Even well-intended and successful protected areas might not be able to shelter all of their resident species indefinitely, note the study authors. Most of them are quite small and only some 8 percent of protected areas worldwide contain ample—and sufficiently variable—landscape to maintain their present climactic biomes 100 years from now. The best hope will be for areas with a range of lands to for species move onto. "If you have a preserve that currently features a bunch of different kinds of climates," says Loarie, "that preserve will be much more robust—kind of like a diverse stock portfolio."

Expanding preserves and creating more connections among them will be increasingly important, as "we'd expect species to have the most difficulty moving outside of protected areas," Loarie says. And for instances where plants or animals don't seem to be adjusting, "assisted migration might be an important component," he says, although he and Sax note that the implications of this practice are not well understood and can be quite risky.

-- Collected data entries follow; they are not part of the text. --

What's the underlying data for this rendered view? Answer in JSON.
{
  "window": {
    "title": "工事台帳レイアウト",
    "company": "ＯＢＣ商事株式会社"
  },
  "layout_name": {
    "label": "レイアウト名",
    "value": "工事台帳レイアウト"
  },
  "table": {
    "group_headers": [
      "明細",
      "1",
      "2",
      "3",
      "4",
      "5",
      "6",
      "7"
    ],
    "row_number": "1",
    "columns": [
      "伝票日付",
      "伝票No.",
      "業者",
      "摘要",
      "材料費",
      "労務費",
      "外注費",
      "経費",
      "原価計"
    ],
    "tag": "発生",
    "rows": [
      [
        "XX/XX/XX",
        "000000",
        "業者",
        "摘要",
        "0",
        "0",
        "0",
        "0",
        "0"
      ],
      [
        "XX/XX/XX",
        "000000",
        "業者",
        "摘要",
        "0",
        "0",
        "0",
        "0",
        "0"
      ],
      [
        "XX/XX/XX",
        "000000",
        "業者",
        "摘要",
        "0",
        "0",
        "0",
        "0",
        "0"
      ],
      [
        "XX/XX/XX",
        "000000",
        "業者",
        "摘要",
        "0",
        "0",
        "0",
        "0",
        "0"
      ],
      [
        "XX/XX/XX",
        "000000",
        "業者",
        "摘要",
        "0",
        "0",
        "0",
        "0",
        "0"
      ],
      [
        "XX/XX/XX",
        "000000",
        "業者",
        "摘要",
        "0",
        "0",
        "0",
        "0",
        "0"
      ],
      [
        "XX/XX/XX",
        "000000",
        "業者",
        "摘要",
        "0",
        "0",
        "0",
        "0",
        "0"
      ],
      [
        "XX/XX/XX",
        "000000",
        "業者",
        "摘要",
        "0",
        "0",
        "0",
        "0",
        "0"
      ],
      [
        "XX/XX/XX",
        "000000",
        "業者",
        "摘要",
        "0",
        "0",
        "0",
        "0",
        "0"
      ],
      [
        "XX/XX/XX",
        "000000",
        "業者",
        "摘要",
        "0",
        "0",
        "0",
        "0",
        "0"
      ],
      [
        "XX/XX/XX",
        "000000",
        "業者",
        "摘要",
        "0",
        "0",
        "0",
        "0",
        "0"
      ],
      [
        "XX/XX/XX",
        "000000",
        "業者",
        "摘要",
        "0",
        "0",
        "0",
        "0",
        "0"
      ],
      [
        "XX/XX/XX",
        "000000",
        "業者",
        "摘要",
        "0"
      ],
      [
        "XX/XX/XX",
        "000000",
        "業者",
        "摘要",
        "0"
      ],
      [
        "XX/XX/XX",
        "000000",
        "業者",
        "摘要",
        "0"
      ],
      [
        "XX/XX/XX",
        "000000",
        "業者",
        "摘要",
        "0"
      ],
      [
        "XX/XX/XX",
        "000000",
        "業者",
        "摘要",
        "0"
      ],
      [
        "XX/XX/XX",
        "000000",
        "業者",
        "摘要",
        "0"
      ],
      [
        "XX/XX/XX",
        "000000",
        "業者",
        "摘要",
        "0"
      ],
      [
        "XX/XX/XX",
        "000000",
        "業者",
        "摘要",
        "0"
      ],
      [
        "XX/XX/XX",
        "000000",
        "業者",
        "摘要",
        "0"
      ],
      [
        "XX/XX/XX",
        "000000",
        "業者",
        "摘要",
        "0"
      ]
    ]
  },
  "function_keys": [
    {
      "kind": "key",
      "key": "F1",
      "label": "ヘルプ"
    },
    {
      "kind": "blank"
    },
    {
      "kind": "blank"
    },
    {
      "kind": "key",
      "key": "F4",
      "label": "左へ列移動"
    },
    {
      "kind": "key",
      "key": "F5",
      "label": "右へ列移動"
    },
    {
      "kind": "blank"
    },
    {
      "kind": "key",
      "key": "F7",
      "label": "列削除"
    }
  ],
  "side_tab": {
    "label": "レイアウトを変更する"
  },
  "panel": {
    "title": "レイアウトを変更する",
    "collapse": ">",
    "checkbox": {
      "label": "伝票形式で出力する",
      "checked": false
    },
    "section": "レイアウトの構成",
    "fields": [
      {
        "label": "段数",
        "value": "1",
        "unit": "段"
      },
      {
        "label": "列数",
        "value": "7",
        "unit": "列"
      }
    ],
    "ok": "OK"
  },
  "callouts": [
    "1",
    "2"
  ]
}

The best strategies, Loarie says, will be those with a two-pronged approach—those that slow climate change and expand viable habitats. He points to mitigation efforts discussed at Copenhagen, such as REDD (reduced emissions from forest deforestation and forest degradation), which would encourage forest preservation, thereby both helping to put the brakes on carbon dioxide levels and providing more room for many species to move—a plan he calls a "win-win situation."

On a smaller scale, individuals can lend struggling species a hand by going native, Loarie says. Giving climate-challenged creatures a better toehold "could be as simple as people planting native plants in their garden because native plants attract native pollinators," he explains. The key, he says, "is keeping the landscape connected," so that when species need to hit the road, they have a throughway—or at least a possible path.